Among the greatest threats to the future of humankind are nuclear weapons and global climate change. Outrider makes the bold claim that both threats can be overcome — and not just by policy makers but by people with the right tools and inspiration.

The Threat of a Nuclear Iran

In 2015 Iran agreed to strict controls on its nuclear program. But the U.S. has fully withdrawn from the deal. What comes next?

On July 14, 2015, the five permanent members of the UN Security Council and Germany reached an agreement with Iran. Known as the Joint Comprehensive Plan of Action, the agreement aims to ensure Iran’s nuclear program remains entirely peaceful. But the United States has ended its participation in the hard-won deal and now the future of the agreement is uncertain.

Implications of a U.S. withdrawal

In October 2017, U.S. President Donald Trump refused to certify the deal, and on May 8, 2018, the United States reimposed some sanctions in a violation of the terms of the deal. Six months later, on November 5, 2018, the United States reimposed all sanctions lifted by the deal, finalizing U.S. withdrawal from the deal.

On May 8, 2018, President Trump announces the U.S. will reimpose sanctions on Iran.

Of all the nations involved in the Iran deal, the United States is the only one complaining. Now that the United States has withdrawn, it could trigger one of several potential outcomes—ranging from catastrophic to barely noticeable.

The result would be an isolated and ineffective United States, unable to influence Iran on its own without the backing of allies and partners.

Luckily, the United States is not the only participant in the agreement. The other six countries, including Iran, could decide that it’s in their best interests to continue to follow the terms of the deal. European countries enjoy profitable business relations with Iran and have little incentive to withdraw without a clear violation of the agreement. The same is true of Russia and China.

The result would be an isolated and ineffective United States, unable to influence Iran on its own without the backing of allies and partners.

The international community and the European Union with it has clearly indicated that the deal is and will continue to be in place.

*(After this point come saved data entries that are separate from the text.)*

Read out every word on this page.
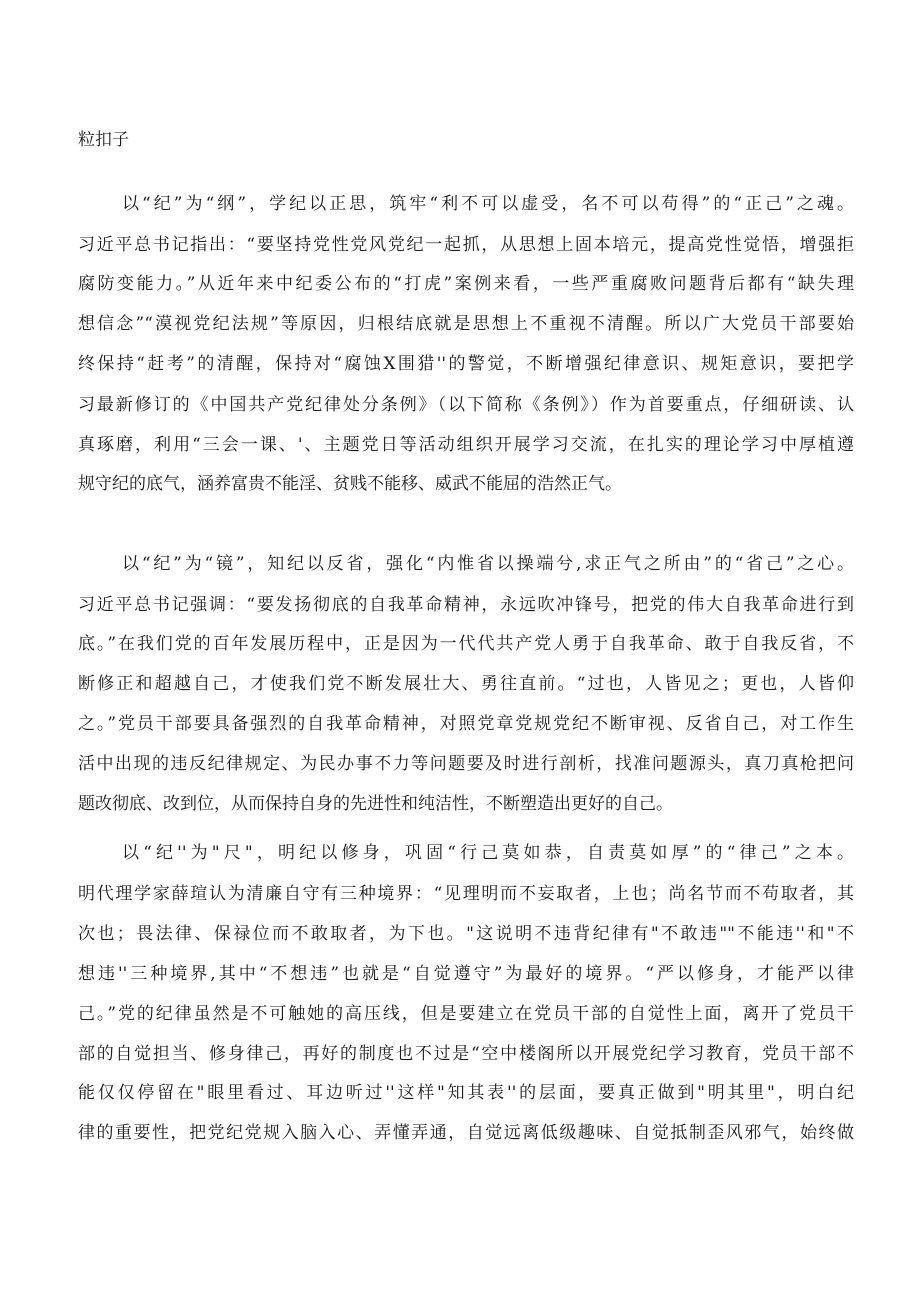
粒扣子
以“纪”为“纲”，学纪以正思，筑牢“利不可以虚受，名不可以苟得”的“正己”之魂。
习近平总书记指出：“要坚持党性党风党纪一起抓，从思想上固本培元，提高党性觉悟，增强拒
腐防变能力。”从近年来中纪委公布的“打虎”案例来看，一些严重腐败问题背后都有“缺失理
想信念”“漠视党纪法规”等原因，归根结底就是思想上不重视不清醒。所以广大党员干部要始
终保持“赶考”的清醒，保持对“腐蚀X围猎''的警觉，不断增强纪律意识、规矩意识，要把学
习最新修订的《中国共产党纪律处分条例》（以下简称《条例》）作为首要重点，仔细研读、认
真琢磨，利用“三会一课、'、主题党日等活动组织开展学习交流，在扎实的理论学习中厚植遵
规守纪的底气，涵养富贵不能淫、贫贱不能移、威武不能屈的浩然正气。
以“纪”为“镜”，知纪以反省，强化“内惟省以操端兮,求正气之所由”的“省己”之心。
习近平总书记强调：“要发扬彻底的自我革命精神，永远吹冲锋号，把党的伟大自我革命进行到
底。”在我们党的百年发展历程中，正是因为一代代共产党人勇于自我革命、敢于自我反省，不
断修正和超越自己，才使我们党不断发展壮大、勇往直前。“过也，人皆见之；更也，人皆仰
之。”党员干部要具备强烈的自我革命精神，对照党章党规党纪不断审视、反省自己，对工作生
活中出现的违反纪律规定、为民办事不力等问题要及时进行剖析，找准问题源头，真刀真枪把问
题改彻底、改到位，从而保持自身的先进性和纯洁性，不断塑造出更好的自己。
以“纪''为"尺"，明纪以修身，巩固“行己莫如恭，自责莫如厚”的“律己”之本。
明代理学家薛瑄认为清廉自守有三种境界：“见理明而不妄取者，上也；尚名节而不苟取者，其
次也；畏法律、保禄位而不敢取者，为下也。"这说明不违背纪律有"不敢违""不能违''和"不
想违''三种境界,其中“不想违”也就是“自觉遵守”为最好的境界。“严以修身，才能严以律
己。”党的纪律虽然是不可触她的高压线，但是要建立在党员干部的自觉性上面，离开了党员干
部的自觉担当、修身律己，再好的制度也不过是“空中楼阁所以开展党纪学习教育，党员干部不
能仅仅停留在"眼里看过、耳边听过''这样"知其表''的层面，要真正做到"明其里"，明白纪
律的重要性，把党纪党规入脑入心、弄懂弄通，自觉远离低级趣味、自觉抵制歪风邪气，始终做
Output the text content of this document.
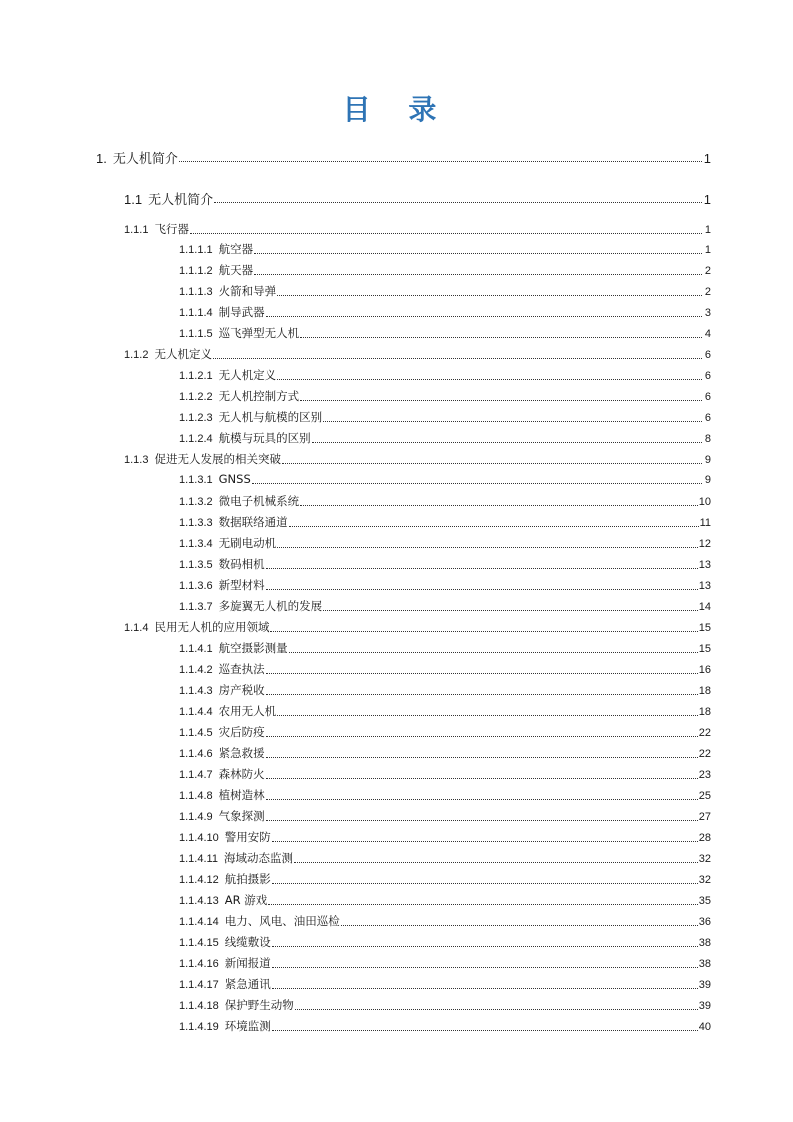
目 录
1. 无人机简介	1
1.1 无人机简介	1
1.1.1 飞行器	1
1.1.1.1 航空器	1
1.1.1.2 航天器	2
1.1.1.3 火箭和导弹	2
1.1.1.4 制导武器	3
1.1.1.5 巡飞弹型无人机	4
1.1.2 无人机定义	6
1.1.2.1 无人机定义	6
1.1.2.2 无人机控制方式	6
1.1.2.3 无人机与航模的区别	6
1.1.2.4 航模与玩具的区别	8
1.1.3 促进无人发展的相关突破	9
1.1.3.1 GNSS	9
1.1.3.2 微电子机械系统	10
1.1.3.3 数据联络通道	11
1.1.3.4 无刷电动机	12
1.1.3.5 数码相机	13
1.1.3.6 新型材料	13
1.1.3.7 多旋翼无人机的发展	14
1.1.4 民用无人机的应用领域	15
1.1.4.1 航空摄影测量	15
1.1.4.2 巡查执法	16
1.1.4.3 房产税收	18
1.1.4.4 农用无人机	18
1.1.4.5 灾后防疫	22
1.1.4.6 紧急救援	22
1.1.4.7 森林防火	23
1.1.4.8 植树造林	25
1.1.4.9 气象探测	27
1.1.4.10 警用安防	28
1.1.4.11 海域动态监测	32
1.1.4.12 航拍摄影	32
1.1.4.13 AR 游戏	35
1.1.4.14 电力、风电、油田巡检	36
1.1.4.15 线缆敷设	38
1.1.4.16 新闻报道	38
1.1.4.17 紧急通讯	39
1.1.4.18 保护野生动物	39
1.1.4.19 环境监测	40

Federica Mogherini, Top European Union Diplomat, Brussels. October 13 2017

In the worst-case scenario, the U.S. withdrawal could cause Iran to declare the deal null and void and to ramp up its nuclear weapons program again. If it did, it would probably take only a year or so for it to get back to where it was before the deal took hold.

What’s at stake

The Iranian nuclear program—including past activities relevant to developing nuclear weapons—has long been a point of contention around the world. Western countries and Iran’s neighbors see the country as a disruptive force in the region. If Iran possessed nuclear weapons, it would be harder to counter its troublesome influence. It could also encourage other nations in the region to build their own bombs—spreading nuclear weapons through the most turbulent region of the world.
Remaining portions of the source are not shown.